Thursday, November 14, 2013

Amanda Cross. Sweet Death, Kind Death (1984)


     

Amanda Cross. Sweet Death, Kind Death (1984) Another in Cross’s series about Kate Fansler, a well-married professor of English Literature at an unnamed New York university. This time Kate must discover whether the apparent suicide of Patrice Umphelby, a prominent history professor, was in fact a murder; which it was. The setting is Clare College, a small New England women’s college, so questions of women’s place, autonomy, scholarship, freedom and so on are central, as is the issue of “gender studies”; Kate’s cover will be membership on a “task force” struck to decide whether Clare should offer women’s studies courses. The impetus for investigation comes from a couple of charming young men who’ve been selected to write Patrice’s biography.

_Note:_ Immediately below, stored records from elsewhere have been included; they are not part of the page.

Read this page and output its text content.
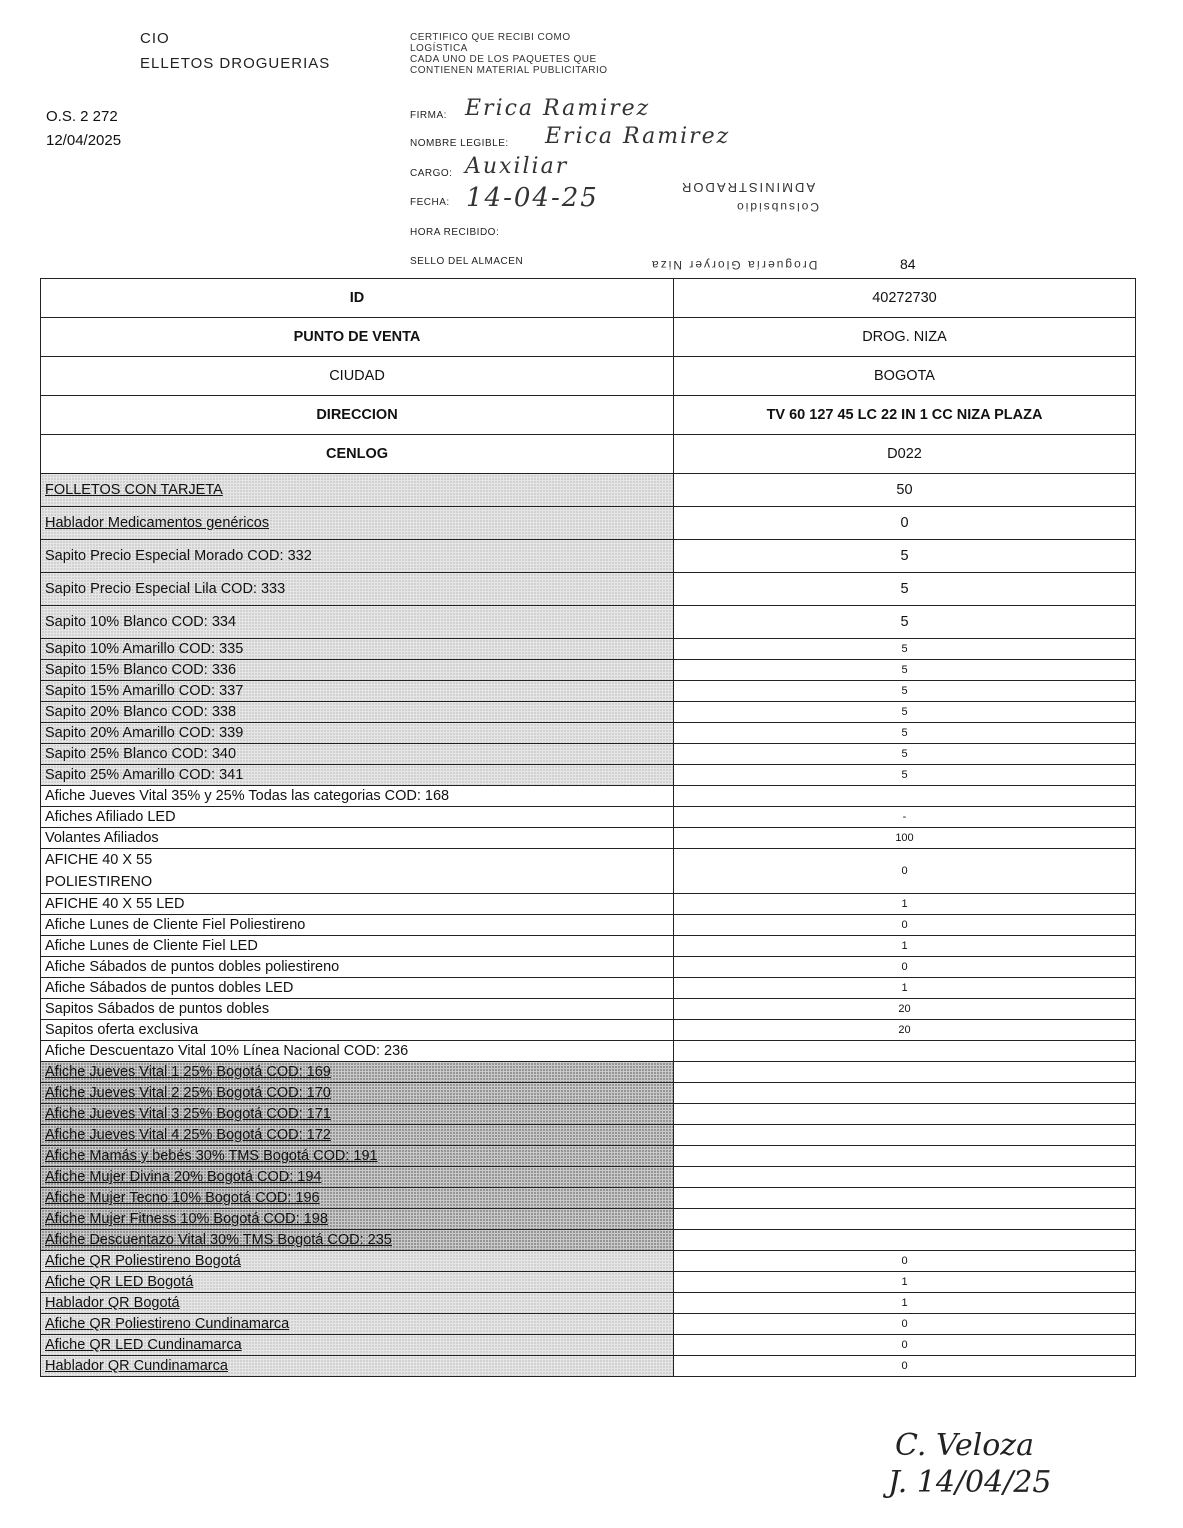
CIO
ELLETOS DROGUERIAS
O.S. 2 272
12/04/2025
CERTIFICO QUE RECIBI COMO
LOGÍSTICA
CADA UNO DE LOS PAQUETES QUE
CONTIENEN MATERIAL PUBLICITARIO
FIRMA: Erica Ramirez
NOMBRE LEGIBLE: Erica Ramirez
CARGO: Auxiliar
FECHA: 14-04-25
HORA RECIBIDO:
SELLO DEL ALMACEN
ADMINISTRADOR
Colsubsidio
Droguería Gloryer Niza	84
ID	40272730
PUNTO DE VENTA	DROG. NIZA
CIUDAD	BOGOTA
DIRECCION	TV 60 127 45 LC 22 IN 1 CC NIZA PLAZA
CENLOG	D022
FOLLETOS CON TARJETA	50
Hablador Medicamentos genéricos	0
Sapito Precio Especial Morado COD: 332	5
Sapito Precio Especial Lila COD: 333	5
Sapito 10% Blanco COD: 334	5
Sapito 10% Amarillo COD: 335	5
Sapito 15% Blanco COD: 336	5
Sapito 15% Amarillo COD: 337	5
Sapito 20% Blanco COD: 338	5
Sapito 20% Amarillo COD: 339	5
Sapito 25% Blanco COD: 340	5
Sapito 25% Amarillo COD: 341	5
Afiche Jueves Vital 35% y 25% Todas las categorias COD: 168	
Afiches Afiliado LED	-
Volantes Afiliados	100

AFICHE 40 X 55
POLIESTIRENO	0
AFICHE 40 X 55 LED	1
Afiche Lunes de Cliente Fiel Poliestireno	0
Afiche Lunes de Cliente Fiel LED	1
Afiche Sábados de puntos dobles poliestireno	0
Afiche Sábados de puntos dobles LED	1
Sapitos Sábados de puntos dobles	20
Sapitos oferta exclusiva	20
Afiche Descuentazo Vital 10% Línea Nacional COD: 236	
Afiche Jueves Vital 1 25% Bogotá COD: 169	
Afiche Jueves Vital 2 25% Bogotá COD: 170	
Afiche Jueves Vital 3 25% Bogotá COD: 171	
Afiche Jueves Vital 4 25% Bogotá COD: 172	
Afiche Mamás y bebés 30% TMS Bogotá COD: 191	
Afiche Mujer Divina 20% Bogotá COD: 194	
Afiche Mujer Tecno 10% Bogotá COD: 196	
Afiche Mujer Fitness 10% Bogotá COD: 198	
Afiche Descuentazo Vital 30% TMS Bogotá COD: 235	
Afiche QR Poliestireno Bogotá	0
Afiche QR LED Bogotá	1
Hablador QR Bogotá	1
Afiche QR Poliestireno Cundinamarca	0
Afiche QR LED Cundinamarca	0
Hablador QR Cundinamarca	0
C. Veloza
J. 14/04/25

     The plot, such as it is, is rather thin. Academic rivalry motivates the murder, and progress to the solution is more of a ramble than a search. What makes these books a pleasure to read is the level of conversation. It’s intelligent, witty, allusive, discursive, and as often as not about matters only peripherally connected to the case, such as marriage, mother-daughter relationships, love, the writing of books, the effects of aging, and so on. The epigraphs add to these pleasures.

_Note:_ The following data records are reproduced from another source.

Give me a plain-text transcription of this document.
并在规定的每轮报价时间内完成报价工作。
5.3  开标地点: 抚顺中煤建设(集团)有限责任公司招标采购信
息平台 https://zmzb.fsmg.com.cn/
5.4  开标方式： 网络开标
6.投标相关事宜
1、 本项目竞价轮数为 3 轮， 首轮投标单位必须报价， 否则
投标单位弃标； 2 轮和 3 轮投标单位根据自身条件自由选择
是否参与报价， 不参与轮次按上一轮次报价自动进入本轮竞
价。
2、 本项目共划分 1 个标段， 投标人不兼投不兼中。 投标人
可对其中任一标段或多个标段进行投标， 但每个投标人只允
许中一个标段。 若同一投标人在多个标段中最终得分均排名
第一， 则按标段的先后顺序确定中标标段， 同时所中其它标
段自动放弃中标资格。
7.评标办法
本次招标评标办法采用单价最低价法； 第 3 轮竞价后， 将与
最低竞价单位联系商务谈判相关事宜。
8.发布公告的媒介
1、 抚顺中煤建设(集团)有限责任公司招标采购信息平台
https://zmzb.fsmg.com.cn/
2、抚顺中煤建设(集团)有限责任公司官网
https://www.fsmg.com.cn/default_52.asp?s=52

     The characters are too good to be true; the discreet references to Kate’s marriage to Reed, her lawyer husband; suggest a relationship satisfying in every way. Every character, even the bit player who helps Kate dig up some evidence in the dead of night, is intelligent and perspicacious, though not always as self-aware as they should be. But these paragons only increase the pleasures of reading.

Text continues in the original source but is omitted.